Neste texto, apoiados em alguns artigos publicados em revistas brasileiras de divulgação científica, retomamos uma questão que, embora bastante importante, anda um pouco esquecida na nossa sociedade. Trata-se de tentar compreender de uma forma um pouco mais acurada como os especialistas que refletem sobre as relações entre linguagem e sociedade compreendem as implicações do preconceito lingüístico para o ensino de língua. Assim como qualquer outro elemento da humanidade, a linguagem também se modifica através dos tempos, sendo denominada um organismo vivo dentro da sociedade ela sofre as mais diversas transformações a partir do seu uso pelos falantes e o conseqüente contato entre eles.

            Desde o nascimento, o indivíduo possui formas internalizadas da linguagem, e assim, escutando outras pessoas conversarem, consegue, com o tempo, aprender a se comunicar através da fala. Quando esse sujeito é inserido no ambiente escolar, inicia-se o processo de aprendizagem da língua padrão, ensinada através das Gramáticas Tradicionais, a qual muitas vezes é divergente da língua natural apreendida até então. Esse aluno ingressante, que já possuía sua “própria língua”, na escola descobre que tudo o que aprendeu é considerado errado e dessa forma, sua personalidade se perde abrindo espaço para o preconceito em relação a outros modos de se falar.

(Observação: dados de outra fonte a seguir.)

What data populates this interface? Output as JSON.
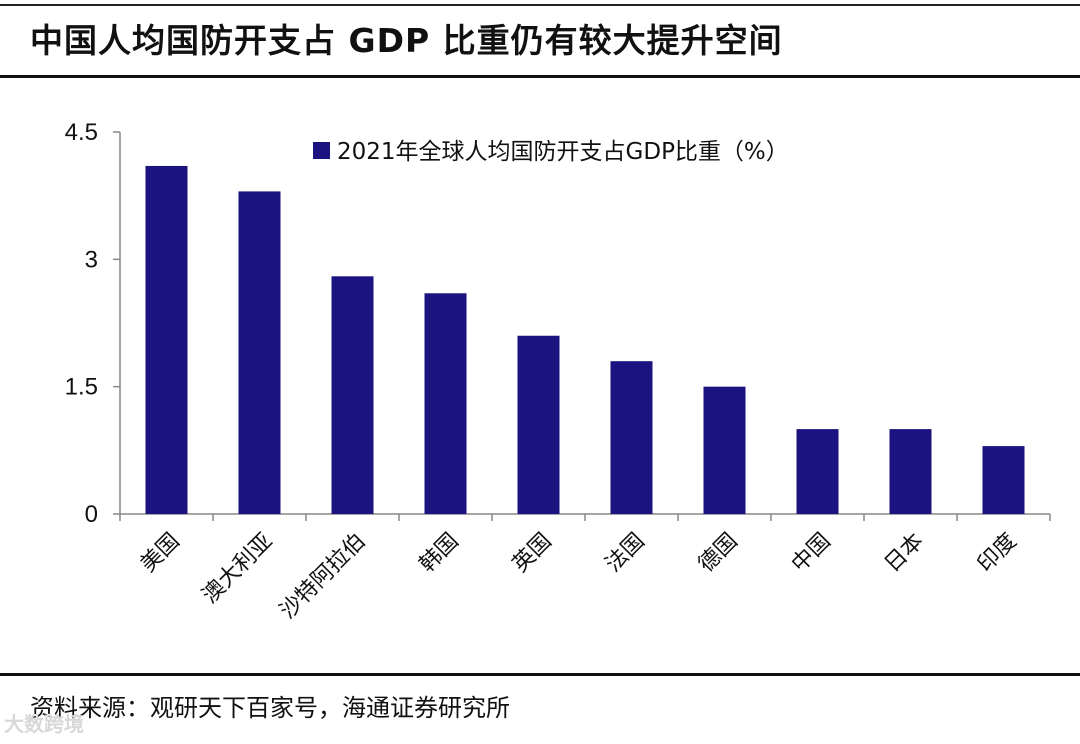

            Nesse processo, a língua padrão passa a ser considerada a forma “correta” de se expressar, em detrimento de outras formas, que por sua vez, passam a ser consideradas “feias”. Em conjunto com essas situações reais, pode surgir o preconceito lingüístico, que de acordo com o lingüista brasileiro Marcos Bagno, “é a atitude que consiste em discriminar uma pessoa devido ao seu modo de falar”.

            Sabemos que o ingresso na escola, infelizmente, não é democrático; existem muitas crianças que ficam à margem desta inserção e que depois, possivelmente, sofrerão algum tipo de preconceito lingüístico por parte dos privilegiados que a frequentaram.

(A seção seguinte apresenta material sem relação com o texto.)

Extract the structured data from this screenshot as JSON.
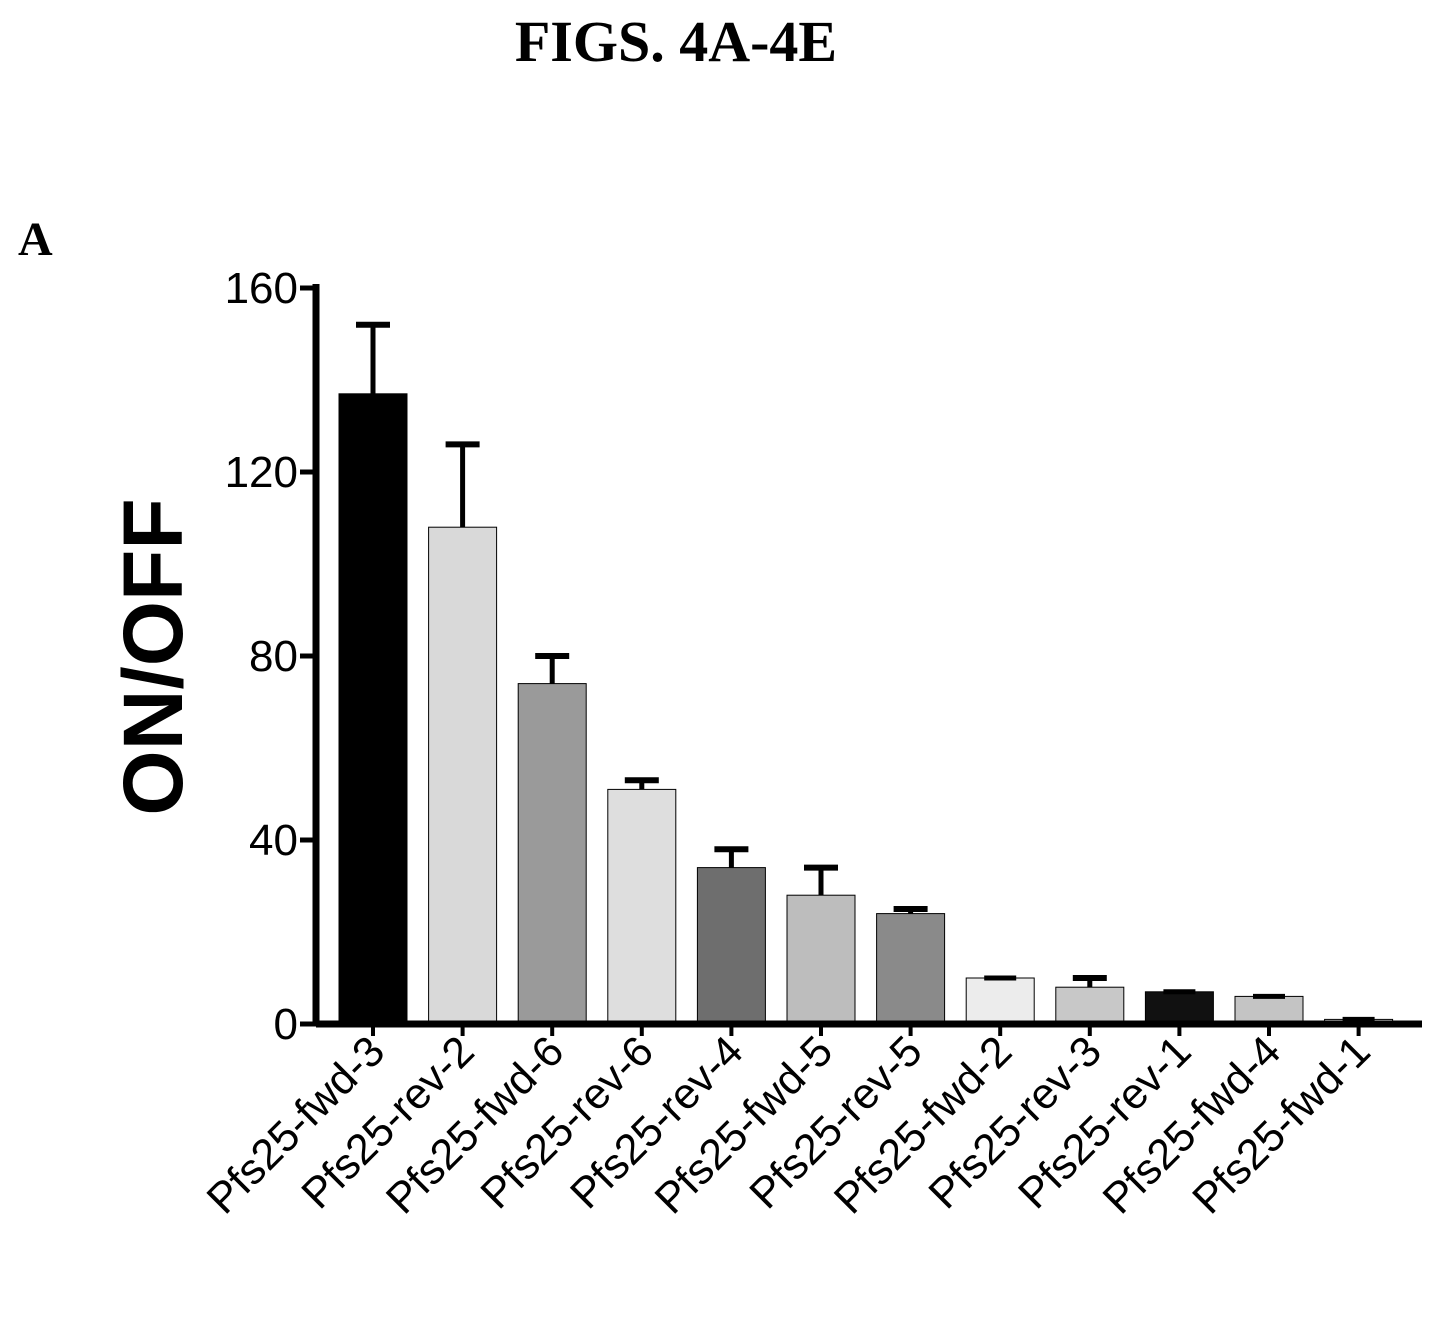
{
  "figure": {
    "title": "FIGS. 4A-4E",
    "panel_label": "A"
  },
  "colors": {
    "axis": "#000000",
    "error_bar": "#000000"
  },
  "chart_data": {
    "type": "bar",
    "title": "",
    "xlabel": "",
    "ylabel": "ON/OFF",
    "ylim": [
      0,
      160
    ],
    "yticks": [
      0,
      40,
      80,
      120,
      160
    ],
    "grid": false,
    "categories": [
      "Pfs25-fwd-3",
      "Pfs25-rev-2",
      "Pfs25-fwd-6",
      "Pfs25-rev-6",
      "Pfs25-rev-4",
      "Pfs25-fwd-5",
      "Pfs25-rev-5",
      "Pfs25-fwd-2",
      "Pfs25-rev-3",
      "Pfs25-rev-1",
      "Pfs25-fwd-4",
      "Pfs25-fwd-1"
    ],
    "values": [
      137,
      108,
      74,
      51,
      34,
      28,
      24,
      10,
      8,
      7,
      6,
      1
    ],
    "error_upper": [
      152,
      126,
      80,
      53,
      38,
      34,
      25,
      10,
      10,
      7,
      6,
      1
    ],
    "bar_fills": [
      "#000000",
      "#d9d9d9",
      "#9a9a9a",
      "#dedede",
      "#6e6e6e",
      "#bdbdbd",
      "#8a8a8a",
      "#ececec",
      "#c8c8c8",
      "#111111",
      "#c4c4c4",
      "#e4e4e4"
    ]
  }
}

            Segundo o sociólogo Nelson Viana “a linguagem é um fenômeno social e está ligada ao processo de dominação, tal como o sistema escolar, que é a fonte da dominação lingüística”. A linguagem então está intrinsecamente ligada ao social, à dominação de classes, à manutenção do poder nas mãos da classe dominante (aquela que teve acesso à cultura, é óbvio). O indivíduo que frequentou uma escola, quando for à procura de um emprego, possivelmente, conseguirá um cargo melhor que aquele que não teve esse privilégio, isso ocorre porque a sociedade reforça o comportamento da escola, aceitando somente aquele que se utiliza do português padrão.

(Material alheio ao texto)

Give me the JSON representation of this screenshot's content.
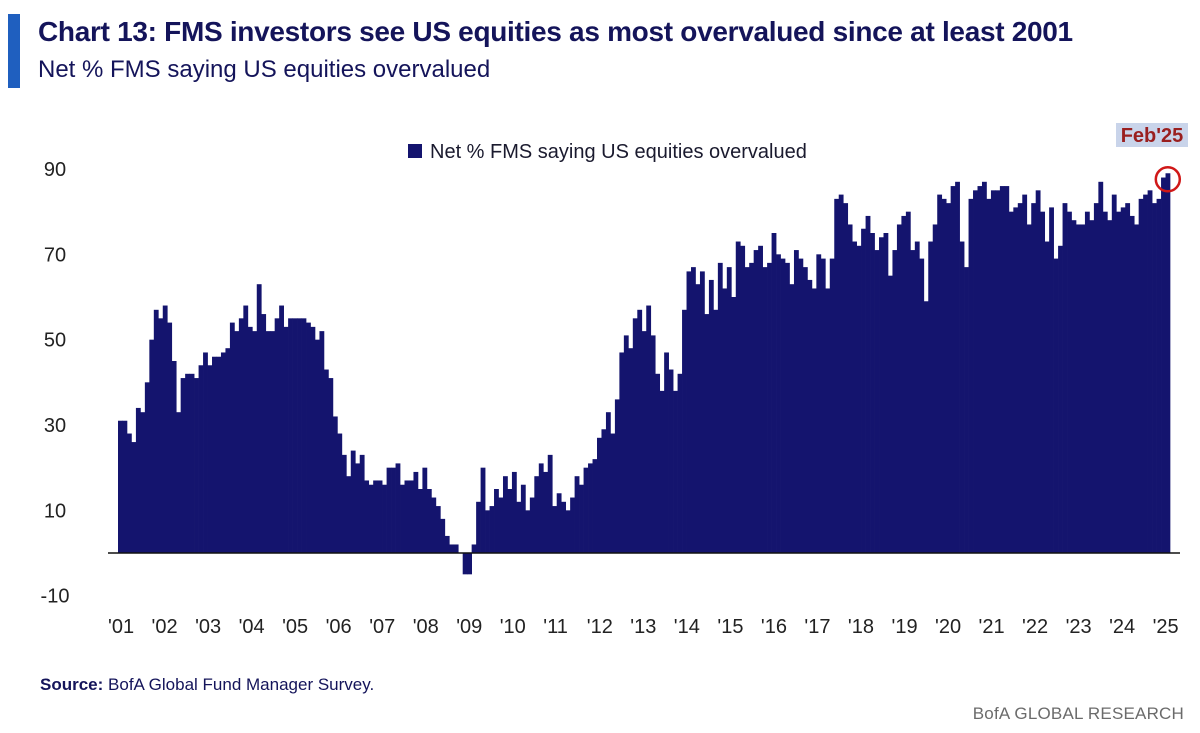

Marcos Bagno, afirma que o “preconceito lingüístico é somente uma denominação ‘bonita’ para um profundo preconceito ‘social’: não é a maneira de falar que sofre preconceito, mas a identidade social e individual do falante”. Essa afirmação reforça o caráter social da linguagem e  a exclusão social que ocorre por meio dela, aquele que não teve acesso, dificilmente ascenderá socialmente, ou seja, permanecerá excluído ao acesso à cultura e à sociedade de maneira geral.

O papel das instituições escolares deveria ser o de ensinar o aluno que existe uma norma padrão, mas que também existem suas variações e que todos nós devemos identificar as situações nas quais utilizaremos uma em detrimento da outra, o aluno deve saber que não existe certo e errado, apenas siituações de uso, para que o aluno não ache que o dialeto caipira, por exemplo é errado, ou que o jeito como seus pais se comunicam em casa (provavelmente informalmente) também é errado. O aluno como indivíduo inserido na sociedade deve sabe refletir, não só sobre o uso da língua, mas sobre todas as questões que afetam a relação entre os seres humanos de maneira geral.

O objetivo principal da linguagem é a comunicacão, o aluno deve saber disso. Segundo Marcuschi “o principal não parece apenas dizer as coisas adequadamente, como se os sentidos estivessem prontos em algum lugar cabendo aos falantes identificá-los.(...) [a escola] deveria fazer o aluno exercitar o espírito crítico e a capacidade de raciocínio desenvolvendo sua habilidade de interagir criticamente com o meio e os indivíduos”. Até o próximo encontro.